World War Three doesn’t fully live up to the potential of its predecessor
Starring Christopher Eccleston and Billie Piper
There are many words that could be used to describe “Aliens of London”, but uneventful is certainly not one of them. It rockets along from plot point to plot point like a freight train on uppers. As soon as it’s started exploring the repercussions of the Doctor’s TARDIS miscalculations, there’s a spaceship colliding with Big Ben, only to discover that the pilot is a mutated pig and the spaceship came from Earth in the first place. Within Downing Street, sinister, skinning aliens are infiltrating the government, and Jackie’s paranoia causes Rose and the Doctor to be arrested and taken directly to Number Ten, where the world’s chief alien experts are assassinated, and the Doctor, Rose, Harriet Jones and Jackie all find themselves at the mercy of the Slitheen in different ways.
“World War Three”, by contrast, stagnates. Once our lead characters escape from their cliffhangers, all through the convenient contrivance that the electrified badge that the Doctor was wearing is capable of incapacitating not just one, but all of the Slitheen simultaneously, the Doctor (Christopher Eccleston), Rose (Billie Piper) and Harriet Jones (Penelope Wilton) wind up locked in the Cabinet Room, safe from the Slitheen but unable to escape, while Mickey (Noel Clarke) and Jackie (Camille Coduri) are in Mickey’s flat, desperately trying to aid the trio from afar, and with their own Slitheen to deal with.

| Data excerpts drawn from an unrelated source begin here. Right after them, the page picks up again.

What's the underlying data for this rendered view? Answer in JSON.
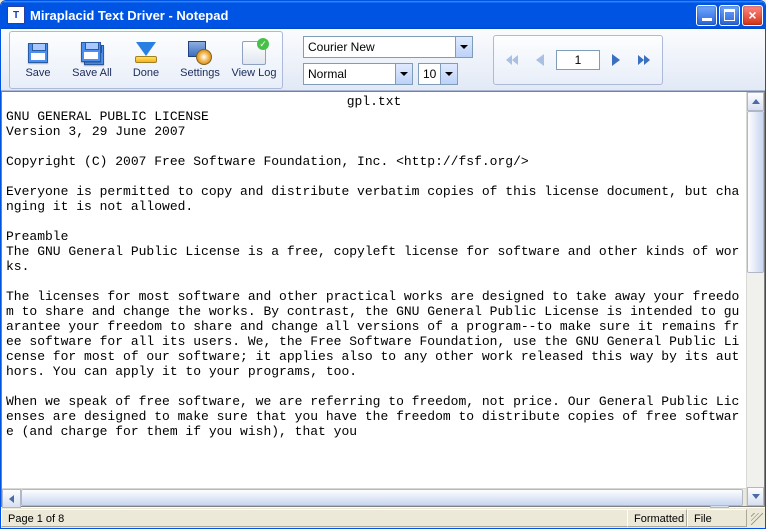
{
  "window": {
    "title": "Miraplacid Text Driver - Notepad"
  },
  "toolbar": {
    "save": "Save",
    "saveall": "Save All",
    "done": "Done",
    "settings": "Settings",
    "viewlog": "View Log"
  },
  "font": {
    "family": "Courier New",
    "style": "Normal",
    "size": "10"
  },
  "nav": {
    "page_value": "1"
  },
  "document": {
    "filename": "gpl.txt",
    "body": "GNU GENERAL PUBLIC LICENSE\nVersion 3, 29 June 2007\n\nCopyright (C) 2007 Free Software Foundation, Inc. <http://fsf.org/>\n\nEveryone is permitted to copy and distribute verbatim copies of this license document, but changing it is not allowed.\n\nPreamble\nThe GNU General Public License is a free, copyleft license for software and other kinds of works.\n\nThe licenses for most software and other practical works are designed to take away your freedom to share and change the works. By contrast, the GNU General Public License is intended to guarantee your freedom to share and change all versions of a program--to make sure it remains free software for all its users. We, the Free Software Foundation, use the GNU General Public License for most of our software; it applies also to any other work released this way by its authors. You can apply it to your programs, too.\n\nWhen we speak of free software, we are referring to freedom, not price. Our General Public Licenses are designed to make sure that you have the freedom to distribute copies of free software (and charge for them if you wish), that you"
  },
  "status": {
    "page": "Page 1 of 8",
    "formatted": "Formatted",
    "file": "File"
  }
}
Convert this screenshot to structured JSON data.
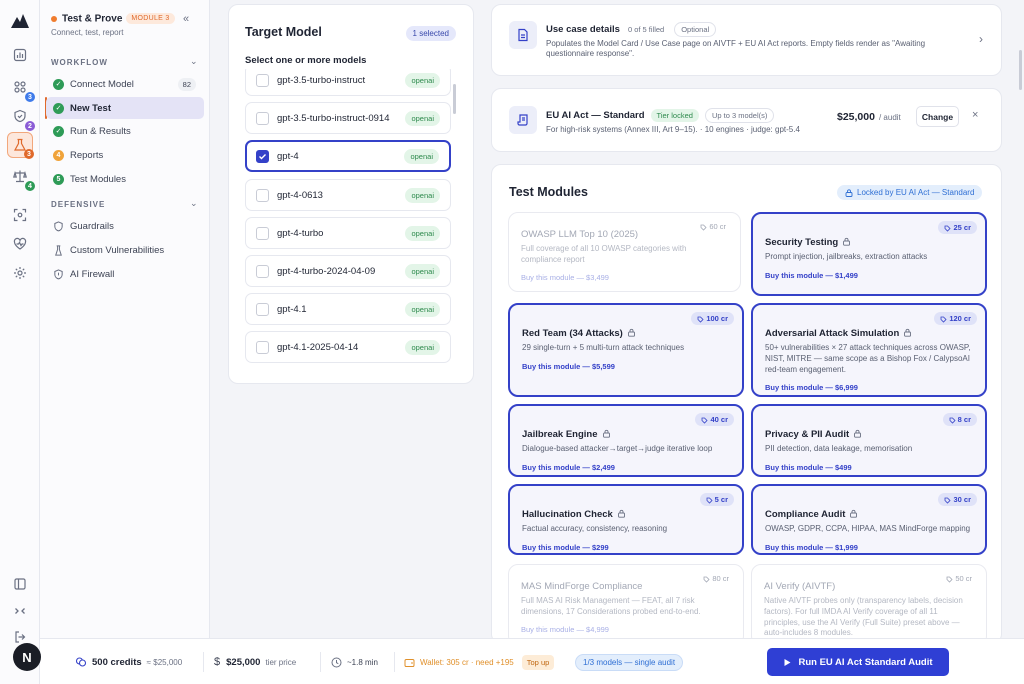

That isn’t to say that the episode isn’t without its tense moments. The Doctor, Rose and Harriet desperately working together to try to work out the Slitheen’s weakness while across London Mickey and Jackie are under threat by one in their house is nail biting, even if the audience is fairly certain that the show wouldn’t go down the route of killing off either Rose’s mother or her boyfriend while they’re on the phone to her.
The domestic elements still form a large part of the plot, once again making the stakes of travelling with the Doctor abundantly plain. When Jackie asks the Doctor if Rose is safe, he tellingly cannot respond. She is never going to be safe while travelling with him, but he still shows himself unable to make the difficult decision to save the planet but endanger her. With the context of the full Time War existing on rewatches, it is clear that the Doctor still holds onto this guilt at being the one responsible for the demise of both his own species and the Daleks, and his reticence and lack of ruthlessness comes from this spot, which allows for Harriet Jones, who up until now has been wonderfully blithering and quaint, proves her fighting spirit in making the decision on behalf of the human race.
Despite appearing wonderfully sinister in the first part of the tale, the Slitheen suffer from increased exposure. Firstly, this episode leans far more into comedic elements, having the Slitheen interact in much more amusing ways, such as talking about wanting to be naked. Physically, their computer-generated counterparts look far more intimidating than the tangible in-studio forms, which plainly appear like a man in a suit. There’s also an odd disconnect between the lithe, athletic creature that can bound across the room with ease compared to the lumbering, awkward sight of the non-computer generated Slitheen. It undermines their credibility as chilling, murderous beasts to instead a vaguely incompetent inconvenience.
Ultimately, “World War Three” is probably the weakest episode of Series 1 to date, featuring a great deal many plot contrivances to keep the story moving forwards. It somewhat beggars belief that not only do the UN urgently grant unilateral nuclear missile control to the UK on the basis of their falsified alien evidence, but also that Mickey is able to launch his own missile using only a password given to him by the Doctor. However, it is buoyed by compelling performances and helps cements the characters of Jackie and Mickey in the audience’s hearts. By the end of the episode, it is clear that Rose is committed to her travels with the Doctor, as the audience has a sense of just what it is that she is leaving behind.